TikTok has become increasingly popular within the last two years, with its relaunch in 2018 that saw it go from Musically, a music-oriented app that encouraged people to make lip syncing videos, to an app with a wider range of creative content that invites several generations to interact with one another in a way that no other social media platform has done in a long time. Within a short time frame, TikTok has been able to accumulate over 1 billion active users, so it was only a matter of time before merchants started to look for ways to immerse themselves in the TikTok culture.
It is common knowledge that social media apps, like TikTok, provide brands with a space to interact on a deeper level with their customers, which results in an increase of both brand loyalty and customer understanding. This year especially, many major brands as well as smaller businesses have dedicated their social media presence to showing off their individual personalities and engaging with their communities by creating relatable videos that sometimes go viral and henceforth create increasing demand for their products.
Due to the lockdown restrictions that took place globally during 2020 and 2021 there was a massive surge in the volume of online shopping that took place. As multiple stores closed during the pandemic, merchants hurried to start offering more of their products and services online. This created a market for social media platforms to help businesses and brands sell directly to shoppers which resulted in a blend of entertainment and creative content being produced simultaneously. I, myself, as an avid TikTok user, saw the rise of brands using videos as a means of promoting their products.
So, what actually is TikTok Shop and how did it come to fruition?
TikTok Shop has been described directly by the team at TikTok as an ‘innovative new shopping feature which enables merchants, brands and creators to showcase and sell products directly on TikTok through in-feed videos, LIVEs, and product showcase tab.’ Essentially, it is livestream shopping.

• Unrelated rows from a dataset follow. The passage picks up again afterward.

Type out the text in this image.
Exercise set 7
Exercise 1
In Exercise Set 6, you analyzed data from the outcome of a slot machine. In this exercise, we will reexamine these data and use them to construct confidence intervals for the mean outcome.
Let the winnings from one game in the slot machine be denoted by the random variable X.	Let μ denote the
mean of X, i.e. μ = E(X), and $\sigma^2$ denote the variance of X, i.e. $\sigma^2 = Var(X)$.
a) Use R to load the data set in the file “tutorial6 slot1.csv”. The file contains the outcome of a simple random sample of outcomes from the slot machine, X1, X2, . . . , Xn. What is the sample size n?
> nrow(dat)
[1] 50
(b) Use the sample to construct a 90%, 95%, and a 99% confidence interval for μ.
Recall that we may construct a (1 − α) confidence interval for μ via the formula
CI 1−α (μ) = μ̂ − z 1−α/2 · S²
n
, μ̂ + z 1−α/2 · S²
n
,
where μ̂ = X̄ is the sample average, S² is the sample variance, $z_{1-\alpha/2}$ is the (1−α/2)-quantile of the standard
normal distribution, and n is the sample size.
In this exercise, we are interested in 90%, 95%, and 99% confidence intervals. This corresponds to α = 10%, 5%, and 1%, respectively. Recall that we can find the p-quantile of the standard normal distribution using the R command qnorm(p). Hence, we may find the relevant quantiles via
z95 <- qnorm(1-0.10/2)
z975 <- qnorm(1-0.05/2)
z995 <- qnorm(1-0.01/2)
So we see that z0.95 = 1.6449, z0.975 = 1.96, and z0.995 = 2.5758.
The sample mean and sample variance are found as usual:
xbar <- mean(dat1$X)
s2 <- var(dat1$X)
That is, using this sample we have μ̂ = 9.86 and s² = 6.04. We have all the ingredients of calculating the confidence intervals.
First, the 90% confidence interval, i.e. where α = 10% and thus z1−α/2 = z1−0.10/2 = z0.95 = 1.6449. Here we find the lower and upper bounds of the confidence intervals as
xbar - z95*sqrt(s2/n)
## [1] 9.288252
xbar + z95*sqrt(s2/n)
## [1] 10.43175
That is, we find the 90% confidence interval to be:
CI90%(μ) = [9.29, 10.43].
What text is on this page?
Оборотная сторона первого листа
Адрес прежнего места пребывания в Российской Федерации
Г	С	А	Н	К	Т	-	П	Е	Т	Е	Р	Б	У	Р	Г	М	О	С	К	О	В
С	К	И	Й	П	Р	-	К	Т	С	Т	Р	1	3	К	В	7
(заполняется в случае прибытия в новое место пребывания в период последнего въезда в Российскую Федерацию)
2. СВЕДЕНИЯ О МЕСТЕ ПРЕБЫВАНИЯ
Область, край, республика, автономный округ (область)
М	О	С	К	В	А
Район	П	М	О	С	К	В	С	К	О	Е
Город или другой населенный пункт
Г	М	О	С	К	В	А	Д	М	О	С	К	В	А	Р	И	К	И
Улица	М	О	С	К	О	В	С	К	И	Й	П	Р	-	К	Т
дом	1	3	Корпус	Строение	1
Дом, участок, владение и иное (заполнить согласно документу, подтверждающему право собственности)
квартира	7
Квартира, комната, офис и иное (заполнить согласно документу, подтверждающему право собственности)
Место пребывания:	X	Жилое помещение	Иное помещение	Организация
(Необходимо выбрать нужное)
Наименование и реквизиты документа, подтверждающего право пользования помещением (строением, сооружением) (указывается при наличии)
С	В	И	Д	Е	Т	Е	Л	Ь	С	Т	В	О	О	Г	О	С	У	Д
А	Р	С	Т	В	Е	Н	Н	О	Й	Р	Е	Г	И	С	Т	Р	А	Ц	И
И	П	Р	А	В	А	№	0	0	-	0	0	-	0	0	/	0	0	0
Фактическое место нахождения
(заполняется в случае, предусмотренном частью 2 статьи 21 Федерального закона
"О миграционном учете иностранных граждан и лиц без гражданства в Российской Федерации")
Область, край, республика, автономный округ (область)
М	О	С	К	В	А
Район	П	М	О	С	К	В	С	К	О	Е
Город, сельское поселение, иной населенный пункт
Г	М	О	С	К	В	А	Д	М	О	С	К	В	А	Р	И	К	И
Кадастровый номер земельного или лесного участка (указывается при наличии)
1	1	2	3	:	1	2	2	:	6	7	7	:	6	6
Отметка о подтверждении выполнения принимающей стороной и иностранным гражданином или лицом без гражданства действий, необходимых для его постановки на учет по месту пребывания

I believe that at first it was not an intentional strategic move to launch ecommerce onto the app but one of convenience. Many TikTok creators would share some of their favourite new finds such as cooking equipment, skincare products, fashion items, books or other leisure forms that were keeping them entertained during the lockdowns. Other users would then comment asking for the link to these products and as the TikTok comment section doesn’t allow for direct links to be copied onto the app, it became increasingly difficult for others to share where they purchased their goods from.
TikTok Shop offers an exciting, fresh and unique shopping experience that feels more personal as it connects sellers/ influencers directly to their fanbase/audience through real time live videos. Therefore, their recommendations of products feel more like a friend giving their opinion on latest deals and bargains rather than a company trying to force their products in your face! This sets TikTok apart from its competitor spaces such as Instagram and Facebook, who also have their own ecommerce features where members can purchase items whilst never having to leave the app.
Mr Waterworth, the TikTok General Manager, UK and EU, when asked about TikTok Shop by the BBC said that it is for “People who have a shared interest or a shared love for a creator or a product area, these communities come together and make the experience of finding and enjoying those products more interesting”.
How do merchants sell on TikTok Shop?
Selling your products on TikTok Shop is a quick and easy process, all you have to do is sign up at the TikTok Shop Seller Centre. Once your products are on TikTok Shop in the Seller Centre, you can then manage your shop, inventory, orders, promotions, creator partnerships and customer service all on one platform. There are three key pillars that TikTok Shop enables merchants to build a rapidly scalable revenue stream through, those are merchant-led LIVES and in-feed videos, creator’s collaborations, and campaigns & promotions.
If you’re looking for evidence of some success stories, you need look no further than PerfumeBoss (MELITE); a small business that joined TikTok Shop last year and hosted their first shoppable LIVE two days after joining. Since then, the brand has committed to hosting more than 5 lives a week. With this dedication and by continuing to increase the amount of time they spend on TikTok LIVE, their business has grown way beyond their expectations in just 2 months. They achieved a 438% increase in net revenue and 369% growth in order volume, and as expected, an increase in followers (32%).
Last month an article was released by the Financial Times which claimed that influencers wanted to abandon TikTok Shop as they felt as though ‘livestream’ advertising lowered their earnings and caused them to receive backlash for limited stock and shipping issues. Unlike Google, TikTok is not a search engine and may not provide the wide range of brands and businesses that a simple web search could offer, which can cause fans to feel frustrated and direct their anger to the content creators who have become the face of many brands and shops.
One of the main selling points of TikTok Shop was the fact that products were sold at a significantly cheaper price. This was due to products being sold directly from third party suppliers instead of having to go through a warehouse which would increase costs. Despite this being a desirable bargain to many at first, people are now dissatisfied with the “fast fashion” nature of many of TikTok Shop’s offering. This does create the notion that TikTok Shop has not been as successful as it was premeditated to be.
It could also be presumed that it is down to the fact that users enjoyed the authenticity from content creators or other regular users sharing where they purchased their products from, but now there is clearly a difference in their approach and their unhappiness is radiating through the screens. Who knows what could become of TikTok Shop in the future, it may become as big as Amazon, but only time will tell.